In 1985, Peralta graduated from Universidad Nacional Pedro Henríquez Ureña with her M.D.From there, she completed her residency at the Yale-New Haven Waterbury Hospital Health Center and University of Connecticut from 1987 - 1990. Upon graduation from residency, Peralta was granted a fellowship at the University of Maryland Medical Center in Baltimore, Maryland. Here, she worked with Dr. Felix Heald, who founded the University of Maryland's adolescent medicine program.

Peralta was inducted into the Maryland Women's Hall of Fame in 2011 for her HIV epidemic efforts.
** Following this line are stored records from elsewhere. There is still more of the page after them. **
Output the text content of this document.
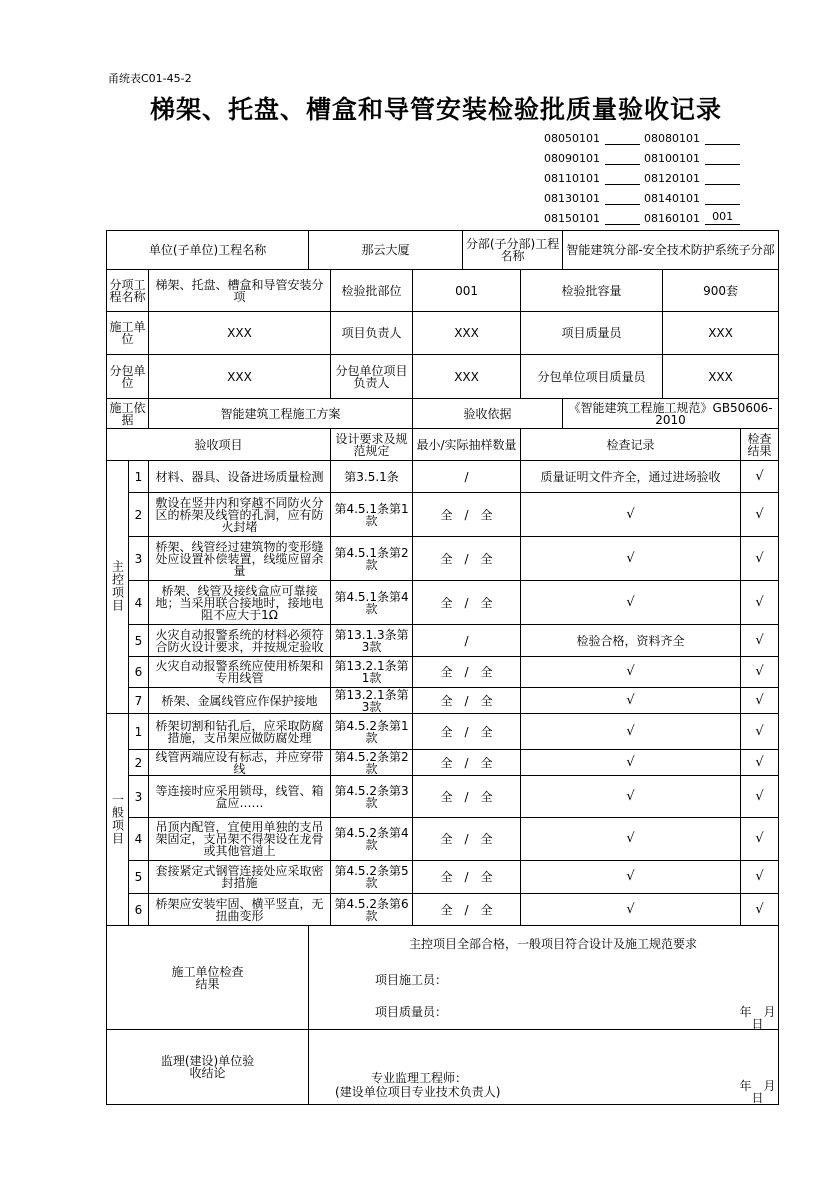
甬统表C01-45-2
梯架、托盘、槽盒和导管安装检验批质量验收记录
08050101	08080101
08090101	08100101
08110101	08120101
08130101	08140101
08150101	08160101	001
单位(子单位)工程名称			那云大厦			分部(子分部)工程名称		智能建筑分部-安全技术防护系统子分部		
分项工程名称		梯架、托盘、槽盒和导管安装分项		检验批部位	001		检验批容量		900套	
施工单位		XXX		项目负责人	XXX		项目质量员		XXX	
分包单位		XXX		分包单位项目负责人	XXX		分包单位项目质量员		XXX	
施工依据		智能建筑工程施工方案			验收依据			《智能建筑工程施工规范》GB50606-2010		
验收项目				设计要求及规范规定	最小/实际抽样数量		检查记录			检查结果
主控项目	1	材料、器具、设备进场质量检测		第3.5.1条	/		质量证明文件齐全，通过进场验收			√
	2	敷设在竖井内和穿越不同防火分区的桥架及线管的孔洞，应有防火封堵		第4.5.1条第1款	全　/　全		√			√
	3	桥架、线管经过建筑物的变形缝处应设置补偿装置，线缆应留余量		第4.5.1条第2款	全　/　全		√			√
	4	桥架、线管及接线盒应可靠接地；当采用联合接地时，接地电阻不应大于1Ω		第4.5.1条第4款	全　/　全		√			√
	5	火灾自动报警系统的材料必须符合防火设计要求，并按规定验收		第13.1.3条第3款	/		检验合格，资料齐全			√
	6	火灾自动报警系统应使用桥架和专用线管		第13.2.1条第1款	全　/　全		√			√
	7	桥架、金属线管应作保护接地		第13.2.1条第3款	全　/　全		√			√
一般项目	1	桥架切割和钻孔后，应采取防腐措施，支吊架应做防腐处理		第4.5.2条第1款	全　/　全		√			√
	2	线管两端应设有标志，并应穿带线		第4.5.2条第2款	全　/　全		√			√
	3	等连接时应采用锁母，线管、箱盒应……		第4.5.2条第3款	全　/　全		√			√
	4	吊顶内配管，宜使用单独的支吊架固定，支吊架不得架设在龙骨或其他管道上		第4.5.2条第4款	全　/　全		√			√
	5	套接紧定式钢管连接处应采取密封措施		第4.5.2条第5款	全　/　全		√			√
	6	桥架应安装牢固、横平竖直，无扭曲变形		第4.5.2条第6款	全　/　全		√			√
施工单位检查结果			主控项目全部合格，一般项目符合设计及施工规范要求
项目施工员：
项目质量员： 年　月　日							

监理(建设)单位验收结论			专业监理工程师：
(建设单位项目专业技术负责人) 年　月　日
Currently she is Associate Professor of Pediatrics and Epidemiology, Chief Division of Adolescent and Young Adult Medicine, and Director of the Adolescent HIV Program of the Department of Pediatrics, University of Maryland School of Medicine.

== Community service ==
Peralta developed the One Stop Shopping program, where adolescents can receive several different health services in one location; services include specialized exams, dental care, free HIV testing and counseling, and sex and substance abuse counseling. Peralta currently runs Star Track, a clinic in Baltimore at the University of Maryland Medical campus. In addition to her clinic, Peralta also helped establish the Health on the Boards clinic in Ocean City, Maryland, as well as a not-for-profit organization dedicated to her father called Casa Ruben, and the first Spanish Mini Medical school to assist immigrants in the medical field re-enter medicine in the United States.

Alongside her work in the United States, Peralta has also helped address the issue of HIV internationally. She has worked in Latin America, Thailand, Russia, United Arab Emirates, Croatia, Tunisia, and South Africa.